In broad terms, computing has often programmed what people did before
manually. So, what was to be programmed was well understood. Now that work is
slowing, and for more progress computing will have to program work that never
was done manually and, thus, is much less well understood.

Then there is a challenge: Just in computing, as we move away from what was
understood manually, we are left without means of knowing what the heck we are
doing.

Let's take an example, finding a spacecraft trajectory to Saturn. That was
never done manually. So, how was it done? Sure, with some mathematical
physics, ordinary differential equations, and some numerical methods for those
equations. With that work done, the corresponding software could begin. We
were quite sure that the software, if written as specified by the physics and
math, would work. So, it was the physics and math that let us know what we
were doing.

Then, sure, in part computer science has tried to move into such applied math
and, at times, the physics.

Here's the need: More progress in applying computers needs more use of math so
that for good solutions to more real problems, never solved well manually, we
can know what software to write and be more sure the results will be good.
That is, the math does the logical connection from the real question to the
real answer, and the computing then implements the data manipulations
specified by the math.

The Solution.

I believe that the solution for computing and applied math has been presenting
itself via some good examples. The theme is, the CEO needs to be one of the
main technical guys. So, the founders of Intel, Microsoft, Google, and
Facebook were the main technical guys.

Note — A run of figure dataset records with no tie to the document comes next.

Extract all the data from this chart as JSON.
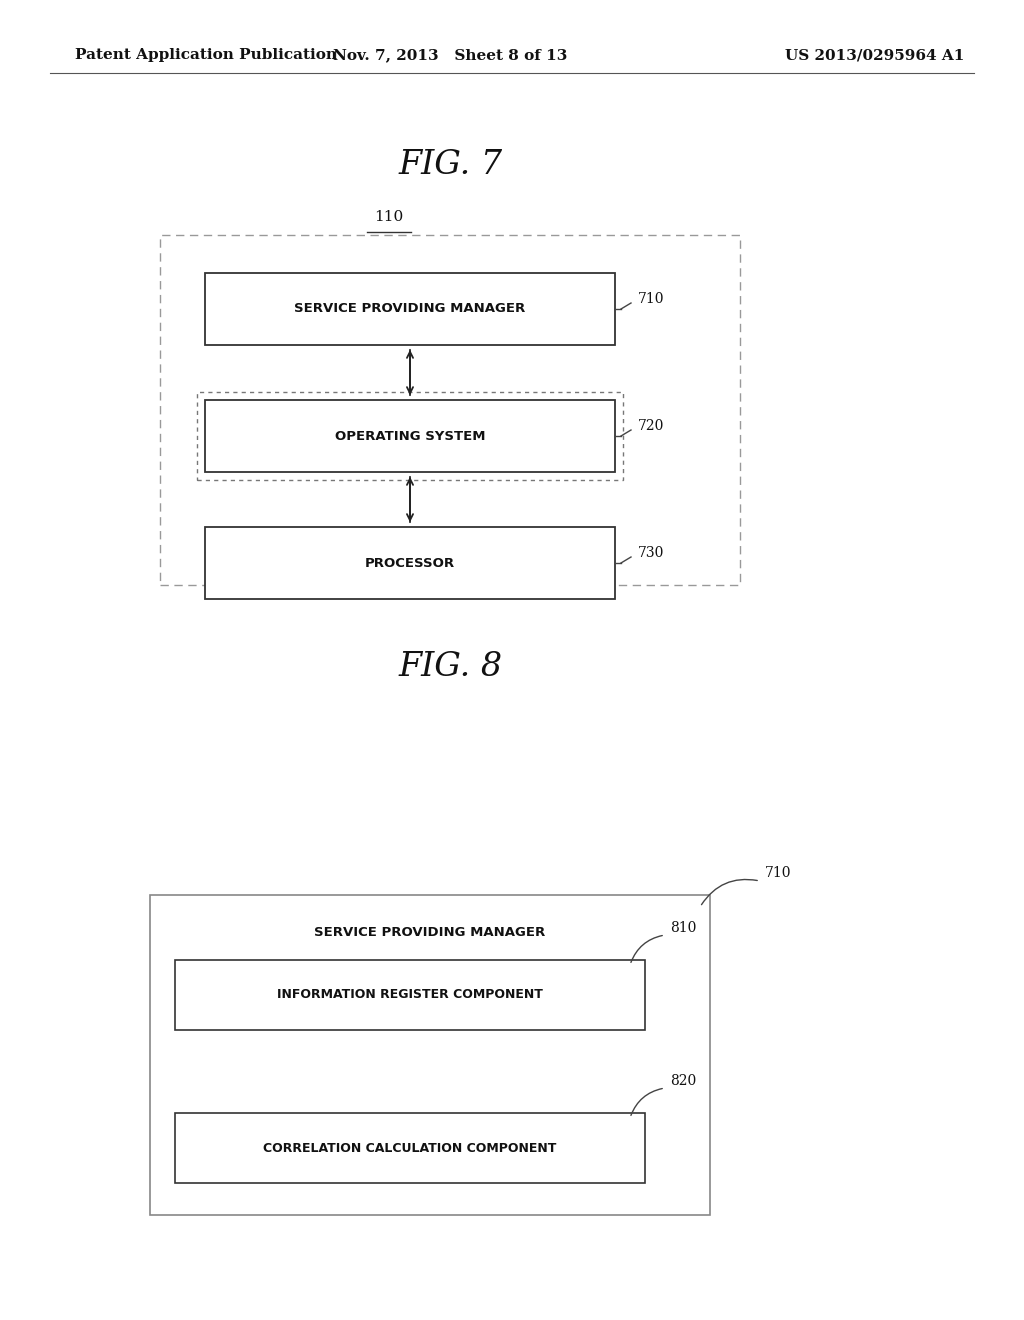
{
  "bg_color": "#ffffff",
  "header_left": "Patent Application Publication",
  "header_mid": "Nov. 7, 2013   Sheet 8 of 13",
  "header_right": "US 2013/0295964 A1",
  "fig7_title": "FIG. 7",
  "fig8_title": "FIG. 8",
  "fig7_label": "110",
  "fig8_label": "710",
  "fig7_box_label": "SERVICE PROVIDING MANAGER",
  "fig7_box_ref1": "710",
  "fig7_box_label2": "OPERATING SYSTEM",
  "fig7_box_ref2": "720",
  "fig7_box_label3": "PROCESSOR",
  "fig7_box_ref3": "730",
  "fig8_outer_label": "SERVICE PROVIDING MANAGER",
  "fig8_inner_label1": "INFORMATION REGISTER COMPONENT",
  "fig8_inner_ref1": "810",
  "fig8_inner_label2": "CORRELATION CALCULATION COMPONENT",
  "fig8_inner_ref2": "820"
}
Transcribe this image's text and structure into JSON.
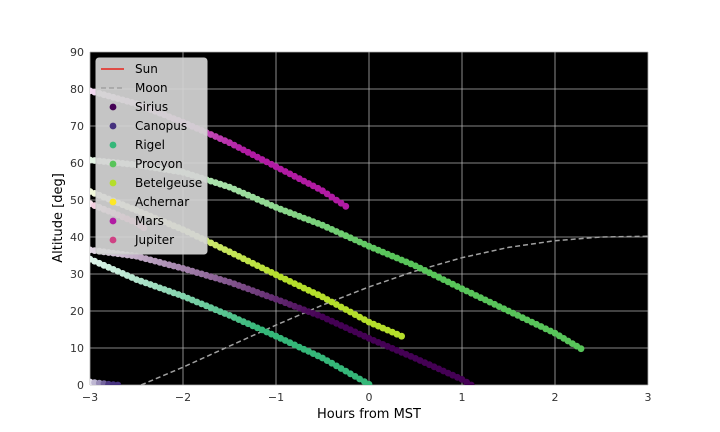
{
  "chart_data": {
    "type": "scatter",
    "xlabel": "Hours from MST",
    "ylabel": "Altitude [deg]",
    "xlim": [
      -3,
      3
    ],
    "ylim": [
      0,
      90
    ],
    "x_ticks": [
      -3,
      -2,
      -1,
      0,
      1,
      2,
      3
    ],
    "y_ticks": [
      0,
      10,
      20,
      30,
      40,
      50,
      60,
      70,
      80,
      90
    ],
    "x_tick_labels": [
      "−3",
      "−2",
      "−1",
      "0",
      "1",
      "2",
      "3"
    ],
    "y_tick_labels": [
      "0",
      "10",
      "20",
      "30",
      "40",
      "50",
      "60",
      "70",
      "80",
      "90"
    ],
    "plot_background": "#000000",
    "grid": true,
    "legend_position": "upper-left",
    "colormap_note": "points brighten toward the start of each track",
    "series": [
      {
        "name": "Sun",
        "kind": "line",
        "color": "#e8251c",
        "style": "solid",
        "points": []
      },
      {
        "name": "Moon",
        "kind": "line",
        "color": "#a0a0a0",
        "style": "dashed",
        "points": [
          [
            -2.45,
            0
          ],
          [
            -2,
            4.8
          ],
          [
            -1.5,
            10.5
          ],
          [
            -1,
            16.2
          ],
          [
            -0.5,
            21.6
          ],
          [
            0,
            26.5
          ],
          [
            0.5,
            30.8
          ],
          [
            1,
            34.4
          ],
          [
            1.5,
            37.2
          ],
          [
            2,
            39.0
          ],
          [
            2.5,
            40.0
          ],
          [
            3,
            40.2
          ]
        ]
      },
      {
        "name": "Sirius",
        "kind": "scatter",
        "color": "#440154",
        "points": [
          [
            -3,
            36.5
          ],
          [
            -2.5,
            34.8
          ],
          [
            -2,
            31.5
          ],
          [
            -1.5,
            27.8
          ],
          [
            -1,
            23.2
          ],
          [
            -0.5,
            18.4
          ],
          [
            0,
            12.6
          ],
          [
            0.5,
            7.2
          ],
          [
            1.0,
            1.5
          ],
          [
            1.1,
            0
          ]
        ]
      },
      {
        "name": "Canopus",
        "kind": "scatter",
        "color": "#46327e",
        "points": [
          [
            -3,
            0.8
          ],
          [
            -2.9,
            0.5
          ],
          [
            -2.8,
            0.2
          ],
          [
            -2.7,
            0
          ]
        ]
      },
      {
        "name": "Rigel",
        "kind": "scatter",
        "color": "#35b779",
        "points": [
          [
            -3,
            34
          ],
          [
            -2.5,
            28.5
          ],
          [
            -2,
            24
          ],
          [
            -1.5,
            18.8
          ],
          [
            -1,
            13.2
          ],
          [
            -0.5,
            7.3
          ],
          [
            0,
            0.2
          ]
        ]
      },
      {
        "name": "Procyon",
        "kind": "scatter",
        "color": "#58c45a",
        "points": [
          [
            -3,
            60.8
          ],
          [
            -2.5,
            59.5
          ],
          [
            -2,
            57.5
          ],
          [
            -1.5,
            53.5
          ],
          [
            -1,
            48.0
          ],
          [
            -0.5,
            43.2
          ],
          [
            0,
            37.5
          ],
          [
            0.5,
            32.2
          ],
          [
            1,
            26.0
          ],
          [
            1.5,
            20.0
          ],
          [
            2,
            14.0
          ],
          [
            2.28,
            9.8
          ]
        ]
      },
      {
        "name": "Betelgeuse",
        "kind": "scatter",
        "color": "#b5de2b",
        "points": [
          [
            -3,
            52.3
          ],
          [
            -2.5,
            47.2
          ],
          [
            -2,
            42.0
          ],
          [
            -1.5,
            36.0
          ],
          [
            -1,
            29.8
          ],
          [
            -0.5,
            23.8
          ],
          [
            0,
            17.0
          ],
          [
            0.35,
            13.2
          ]
        ]
      },
      {
        "name": "Achernar",
        "kind": "scatter",
        "color": "#fde725",
        "points": []
      },
      {
        "name": "Mars",
        "kind": "scatter",
        "color": "#b11ba3",
        "points": [
          [
            -3,
            79.5
          ],
          [
            -2.5,
            76.0
          ],
          [
            -2,
            71.0
          ],
          [
            -1.5,
            65.5
          ],
          [
            -1,
            59.0
          ],
          [
            -0.5,
            52.5
          ],
          [
            -0.25,
            48.3
          ]
        ]
      },
      {
        "name": "Jupiter",
        "kind": "scatter",
        "color": "#cf4184",
        "points": [
          [
            -3,
            49.0
          ],
          [
            -2.75,
            46.5
          ],
          [
            -2.5,
            43.8
          ],
          [
            -2.42,
            42.5
          ]
        ]
      }
    ]
  }
}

For applied mathematicians, consider J.
Simons at Renaissance Technologies and A. Viterbi at Qualcomm.

So, for both future applications of computing and for careers of people
studying technical fields without solid professional support, the path forward
is for the technical person to be a company founder instead of an employee
with a stack of many different business cards.

The opportunity is there, but don't expect the currently powerful non-
technical guys to reach out with a welcoming hand!

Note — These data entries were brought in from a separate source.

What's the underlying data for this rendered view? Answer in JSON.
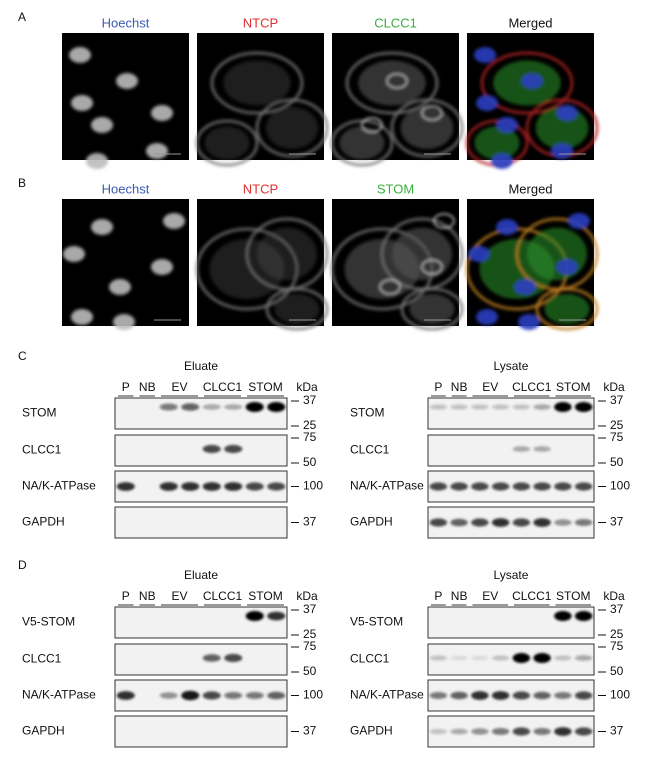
{
  "panels": [
    {
      "label": "A",
      "channels": [
        "Hoechst",
        "NTCP",
        "CLCC1",
        "Merged"
      ]
    },
    {
      "label": "B",
      "channels": [
        "Hoechst",
        "NTCP",
        "STOM",
        "Merged"
      ]
    },
    {
      "label": "C",
      "blots": [
        {
          "title": "Eluate",
          "lanes": [
            "P",
            "NB",
            "EV",
            "CLCC1",
            "STOM"
          ],
          "unit": "kDa",
          "rows": [
            {
              "label": "STOM",
              "markers": [
                37,
                25
              ]
            },
            {
              "label": "CLCC1",
              "markers": [
                75,
                50
              ]
            },
            {
              "label": "NA/K-ATPase",
              "markers": [
                100
              ]
            },
            {
              "label": "GAPDH",
              "markers": [
                37
              ]
            }
          ]
        },
        {
          "title": "Lysate",
          "lanes": [
            "P",
            "NB",
            "EV",
            "CLCC1",
            "STOM"
          ],
          "unit": "kDa",
          "rows": [
            {
              "label": "STOM",
              "markers": [
                37,
                25
              ]
            },
            {
              "label": "CLCC1",
              "markers": [
                75,
                50
              ]
            },
            {
              "label": "NA/K-ATPase",
              "markers": [
                100
              ]
            },
            {
              "label": "GAPDH",
              "markers": [
                37
              ]
            }
          ]
        }
      ]
    },
    {
      "label": "D",
      "blots": [
        {
          "title": "Eluate",
          "lanes": [
            "P",
            "NB",
            "EV",
            "CLCC1",
            "STOM"
          ],
          "unit": "kDa",
          "rows": [
            {
              "label": "V5-STOM",
              "markers": [
                37,
                25
              ]
            },
            {
              "label": "CLCC1",
              "markers": [
                75,
                50
              ]
            },
            {
              "label": "NA/K-ATPase",
              "markers": [
                100
              ]
            },
            {
              "label": "GAPDH",
              "markers": [
                37
              ]
            }
          ]
        },
        {
          "title": "Lysate",
          "lanes": [
            "P",
            "NB",
            "EV",
            "CLCC1",
            "STOM"
          ],
          "unit": "kDa",
          "rows": [
            {
              "label": "V5-STOM",
              "markers": [
                37,
                25
              ]
            },
            {
              "label": "CLCC1",
              "markers": [
                75,
                50
              ]
            },
            {
              "label": "NA/K-ATPase",
              "markers": [
                100
              ]
            },
            {
              "label": "GAPDH",
              "markers": [
                37
              ]
            }
          ]
        }
      ]
    }
  ]
}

Final point: For an entrepreneur with a valuable application of some powerful
mathematics and with current attitudes in business, just let the mathematics
be an advantage in getting a better solution for the real problem but don't
mention the mathematics and, instead, let everyone else just assume that all
the technical work was just routine software.

------
largesse
It's a shame that the term consultant carries that connotation these days.